Many waiting in their idling cars wore face masks or coughed audibly through their open windows.
Kirby Trik, an anesthesiologist, said he’s had a cough for a few days and is worried he was exposed during intubation procedures.
“I’ve had a lot of people breathing in my face,” said Tirk. He normally rotates between hospitals in the Philadelphia area, but hasn’t worked for a few days as elective surgeries have been canceled in hospitals throughout the region.
“I’m 69 years old, and yesterday and the day before were the first days in my life I did not have a job,” he said.
The Citizens Bank Park site will be staffed by up to 50 health personnel at a given time, plus 30 Pennsylvania Task Force One members from the Fire Department and staff from the Office of Emergency Management.
The health workers come from the city health department and the Philadelphia Medical Reserve Corps, a group of more than 200 volunteers established after 9/11 who are called upon in disasters. Fire Commissioner Adam Thiel said that, for now, staff has enough personal protective equipment, or PPE, and that his department has been working with the federal government to get more. The shortage of PPE across the world, caused by a broken supply chain, has health care workers worried about protecting themselves when caring for infected patients.

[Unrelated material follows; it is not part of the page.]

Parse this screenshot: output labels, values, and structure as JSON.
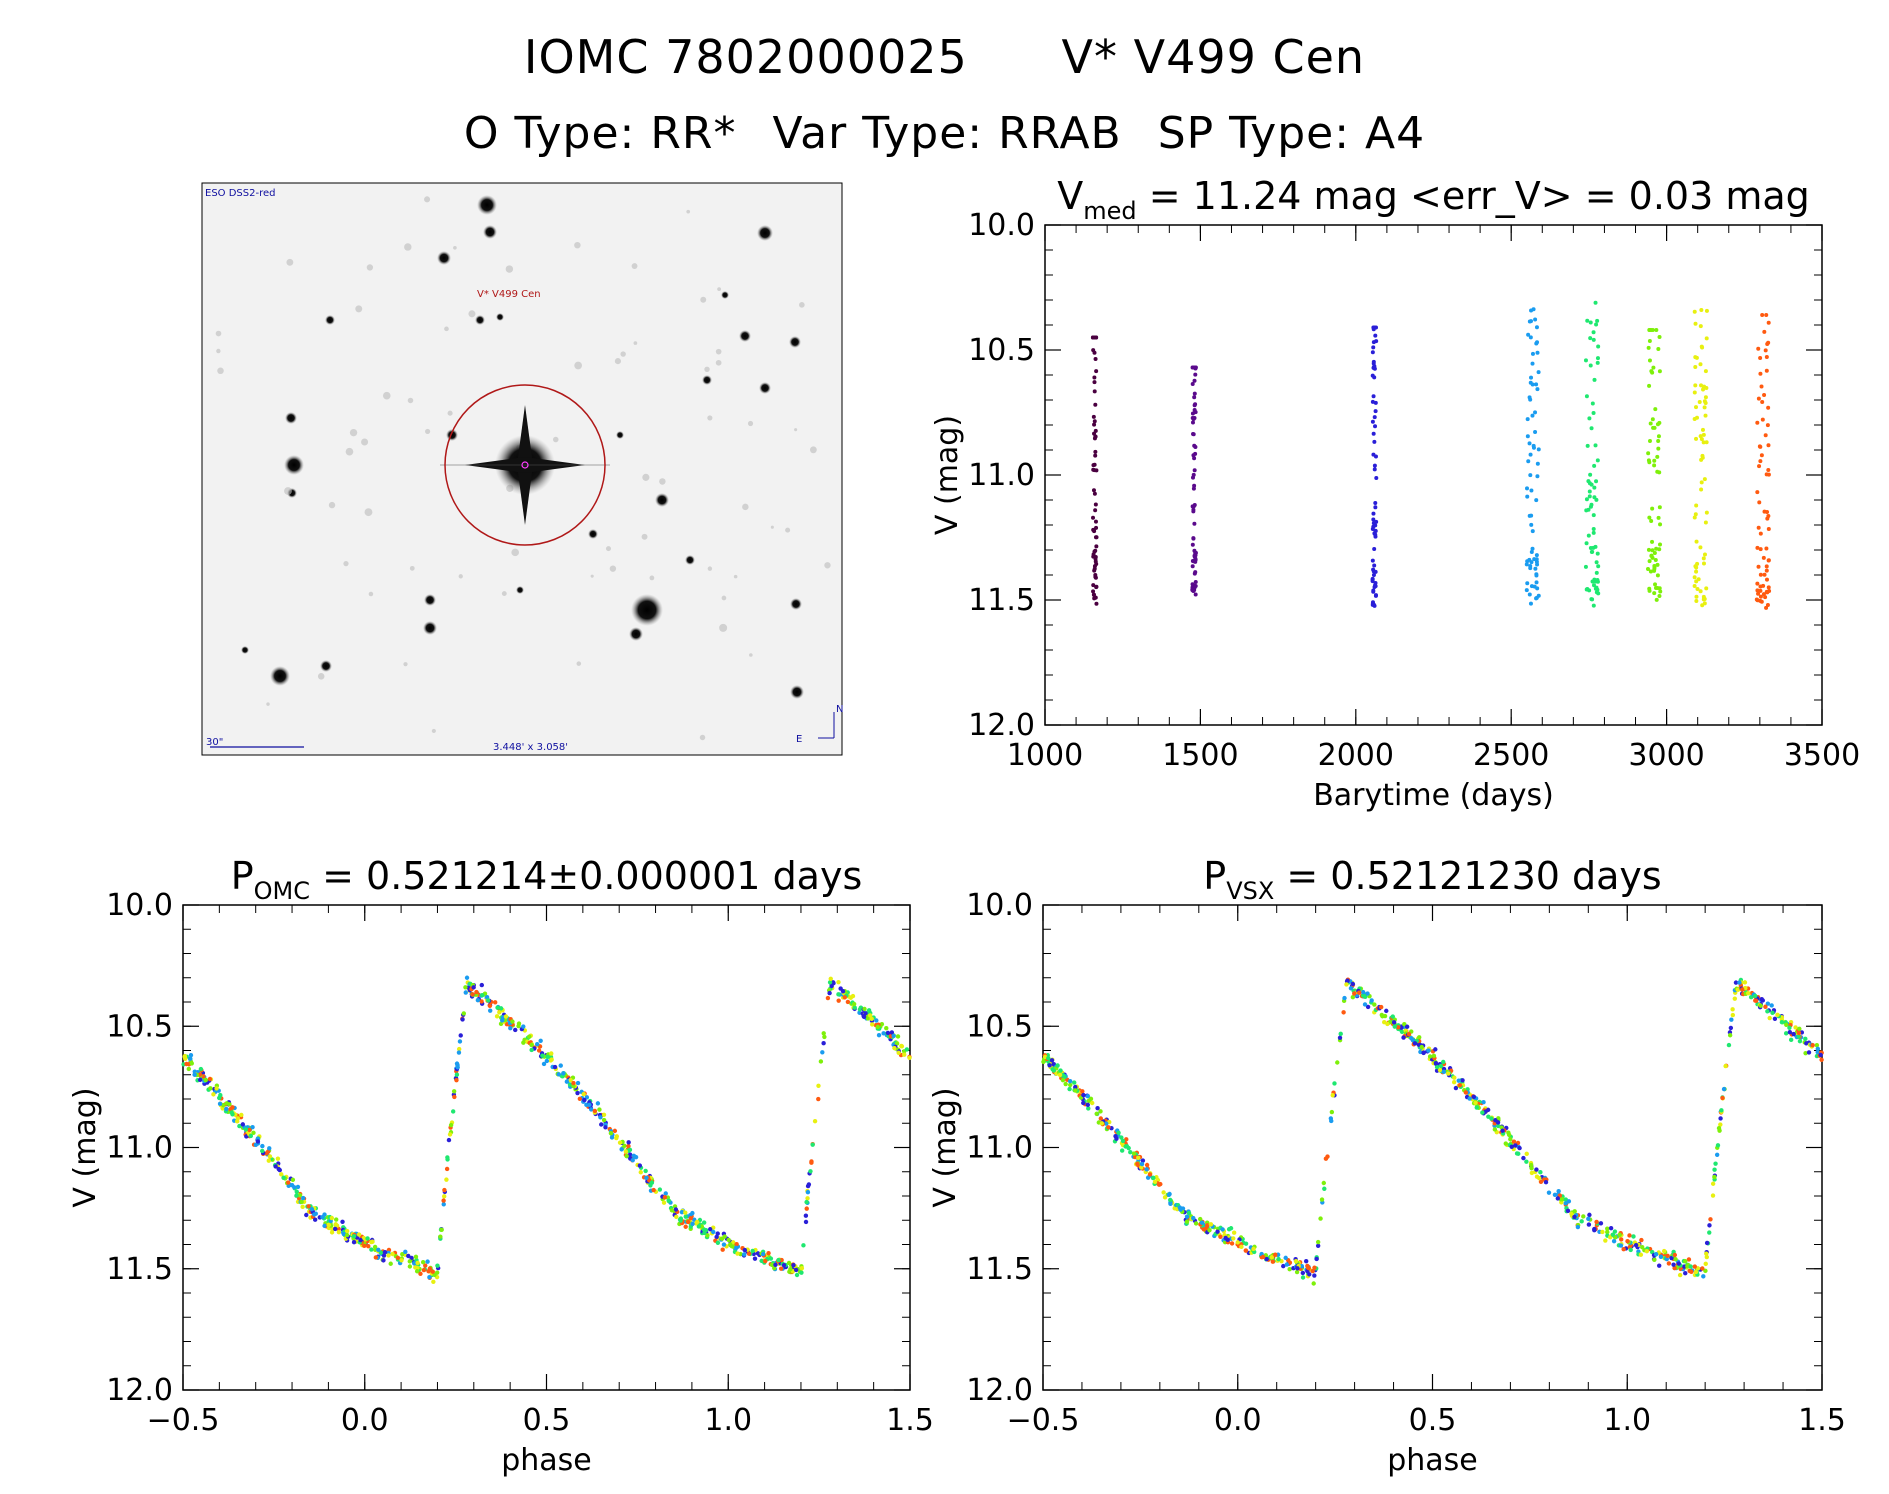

That’s why Farley said the best thing someone can do right now to support health care workers is join the Medical Reserve Corps. Doctors, nurses and those without medical training willing to help out in clinical settings are able to volunteer.
“These health care workers are going to work very hard for a very long time,” said Farley. “A number of them are going to get sick, a number of them are going to need to be quarantined. So they’re going to need to be spelled off by other people.”
Thiel piped in, too. “Even easier than that,” he said, “stay home.”